China's negative inflation emboldens its aggressive fiscal doves
Conditions ripe for 10 trillion yuan stimulus, says Yu Yongding.
China’s CPI inflation has been less than 2% on average for over a decade, while PPI inflation has been negative for at least two years.
A top Chinese economist says this gives Xi Jinping ample room for a huge 10 trillion yuan stimulus plan that will help to weather a potential Sino-US trade war.
Yu Yongding (余永定 ), a member of the prestigious Chinese Academy of Social Sciences (CASS), has emerged as one of the strongest advocates of forceful macroeconomic stimulus amongst prominent economists in China.
Yu believes it’s high time for China to step up expansive fiscal and monetary policy, in order to deal with slowing economic growth and rising unemployment pressures in the wake of the Covid pandemic.
In a 20 February opinion piece, Yu argues that China has long been averse to fiscal stimulus, due to anxiety over rising levels of government leverage.
“In China a balanced budget has always been an important policy goal, even if this hasn’t been stated explicitly.”
According to Yu, China’s macroeconomic policy settings have been “neutral to tight” since 2011.
During this period, the distinct features of China’s macroeconomic policy have been:
No short-term stimulus measures.
No expansion in the deficit.
No excess issuance of money.
Beijing’s chief macroeconomic goals since then have been to “dissolve excess capacity” and “achieve supply-side structural reforms.”
Conditions now ripe for mass fiscal stimulus
Yu says Beijing finally began to change its tune on macroeconomic policy at the end of 2022 and the start of 2023.
In March 2023, the Government Work Report noted that “the outstanding problem faced by the Chinese economy is inadequate aggregate demand.”
Yu says “this judgement signalled a major adjustment to the direction of macroeconomic policy.”
Yu believes macroeconomic conditions in China are now ripe for mass stimulus plans of around 10 trillion yuan flagged by Beijing at the end of 2024.
He firstly points out that levels of inflation in China have remained extremely low in recent years, while the rest of the world struggled with rampant post-Covid price surges.

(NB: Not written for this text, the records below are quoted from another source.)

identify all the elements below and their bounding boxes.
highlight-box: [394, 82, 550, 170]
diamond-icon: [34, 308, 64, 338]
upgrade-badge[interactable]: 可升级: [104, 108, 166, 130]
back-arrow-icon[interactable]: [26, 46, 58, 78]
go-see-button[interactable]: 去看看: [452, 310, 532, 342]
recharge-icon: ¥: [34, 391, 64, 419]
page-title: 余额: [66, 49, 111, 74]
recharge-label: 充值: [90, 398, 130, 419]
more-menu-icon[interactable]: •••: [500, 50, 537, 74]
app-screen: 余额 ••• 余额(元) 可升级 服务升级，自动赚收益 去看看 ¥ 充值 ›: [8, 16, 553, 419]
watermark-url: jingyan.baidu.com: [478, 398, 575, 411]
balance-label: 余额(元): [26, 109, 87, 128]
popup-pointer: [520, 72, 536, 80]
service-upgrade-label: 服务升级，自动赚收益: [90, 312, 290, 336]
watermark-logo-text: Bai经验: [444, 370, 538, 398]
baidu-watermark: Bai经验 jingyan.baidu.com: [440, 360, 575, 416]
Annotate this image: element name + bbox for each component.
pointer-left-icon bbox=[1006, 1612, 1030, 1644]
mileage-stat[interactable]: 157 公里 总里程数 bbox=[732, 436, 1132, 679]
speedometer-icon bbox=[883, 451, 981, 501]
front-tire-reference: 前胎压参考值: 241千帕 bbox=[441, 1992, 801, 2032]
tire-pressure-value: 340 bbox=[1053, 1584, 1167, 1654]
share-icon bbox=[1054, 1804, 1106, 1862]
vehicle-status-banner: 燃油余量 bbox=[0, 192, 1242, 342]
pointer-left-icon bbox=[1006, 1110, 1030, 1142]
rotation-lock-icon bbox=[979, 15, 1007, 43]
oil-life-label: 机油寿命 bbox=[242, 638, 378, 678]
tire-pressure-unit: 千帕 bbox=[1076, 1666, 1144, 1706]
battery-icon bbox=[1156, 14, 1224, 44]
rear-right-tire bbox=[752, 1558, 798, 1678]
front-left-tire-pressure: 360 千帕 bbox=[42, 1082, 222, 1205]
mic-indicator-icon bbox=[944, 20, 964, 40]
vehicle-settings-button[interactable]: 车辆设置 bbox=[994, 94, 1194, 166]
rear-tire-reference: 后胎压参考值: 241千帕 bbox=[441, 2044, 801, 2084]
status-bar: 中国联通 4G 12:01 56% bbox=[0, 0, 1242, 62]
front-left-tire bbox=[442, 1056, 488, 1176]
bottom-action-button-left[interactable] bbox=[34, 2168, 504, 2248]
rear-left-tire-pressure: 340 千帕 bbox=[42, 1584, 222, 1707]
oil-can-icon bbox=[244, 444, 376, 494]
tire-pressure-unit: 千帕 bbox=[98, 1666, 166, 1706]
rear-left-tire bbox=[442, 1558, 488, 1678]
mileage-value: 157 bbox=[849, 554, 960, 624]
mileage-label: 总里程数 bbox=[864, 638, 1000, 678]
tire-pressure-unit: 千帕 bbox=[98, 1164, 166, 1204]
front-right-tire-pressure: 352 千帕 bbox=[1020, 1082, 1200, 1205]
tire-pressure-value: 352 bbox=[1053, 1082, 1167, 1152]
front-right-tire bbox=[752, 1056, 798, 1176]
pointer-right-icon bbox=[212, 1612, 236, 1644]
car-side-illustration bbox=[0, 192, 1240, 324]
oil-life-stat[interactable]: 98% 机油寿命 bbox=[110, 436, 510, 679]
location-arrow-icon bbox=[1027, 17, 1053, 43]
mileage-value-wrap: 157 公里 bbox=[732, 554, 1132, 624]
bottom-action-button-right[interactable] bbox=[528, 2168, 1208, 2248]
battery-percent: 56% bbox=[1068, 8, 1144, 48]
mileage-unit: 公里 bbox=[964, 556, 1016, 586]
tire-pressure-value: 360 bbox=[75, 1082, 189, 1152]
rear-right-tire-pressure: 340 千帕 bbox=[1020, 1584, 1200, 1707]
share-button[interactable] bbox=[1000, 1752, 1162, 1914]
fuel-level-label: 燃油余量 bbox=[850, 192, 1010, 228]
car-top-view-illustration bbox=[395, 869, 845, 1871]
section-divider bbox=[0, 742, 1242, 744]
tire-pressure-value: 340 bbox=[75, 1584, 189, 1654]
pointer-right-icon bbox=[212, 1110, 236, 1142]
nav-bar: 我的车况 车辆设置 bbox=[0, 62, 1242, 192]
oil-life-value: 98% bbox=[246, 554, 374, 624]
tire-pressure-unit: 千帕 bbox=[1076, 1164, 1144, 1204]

CPI inflation has been under 2% on average for more than a decade, while PPI inflation has been in negative territory since October 2022.
Yu further notes that while advanced economies generally seek to keep inflation at around 2%, developed economies like China customarily set levels slightly higher, at potentially between 3 - 5%.
“China should effectively grasp the balance of inflation rates and economic growth, as well as adopt corresponding fiscal and monetary policy,” he writes.
Low levels of inflation would normally mean that the state can’t reduce its debt burdens, just by sitting back and watching price gains erode their real value.
In China’s case at present, however, low inflation has been accompanied by extremely low yields on bonds, meaning that it will cost comparatively little for the Chinese government to issue debt for stimulus spending.
Yu notes that 10-year treasury bonds recently saw yields drop below the 2% threshold, making it very cheap for Beijing to run up long-term debt.
China’s government debt levels and GDP growth
Yu also argues that the Chinese government debt levels are comparatively low, despite concerns over the huge hidden debt of regional authorities.
As of the end of 2023, China’s official total government debt was 85 trillion yuan, including hidden government debt.
This figure means all Chinese government debt - including hidden debt - is 67.5% of GDP.
“China’s fiscal condition is excellent compared to other countries,” Yu contends.
“The central government has considerable room to raise debt and increase the deficit.”
The 10 trillion yuan in fiscal stimulus outlined by Beijing in November last year dwarfs its mammoth 4 trillion yuan GFC rescue package in nominal terms.
The huge growth of China’s economy since then, however, means Beijing is far better positioned to bear the burden of increased government spending.
China’s GDP was 126 trillion yuan in 2023, so a 10 trillion yuan spending package is 8% of this amount.
By comparison, the four trillion yuan rescue package unveiled by Beijing in 2008 was equal to 12% of Chinese GDP at the time.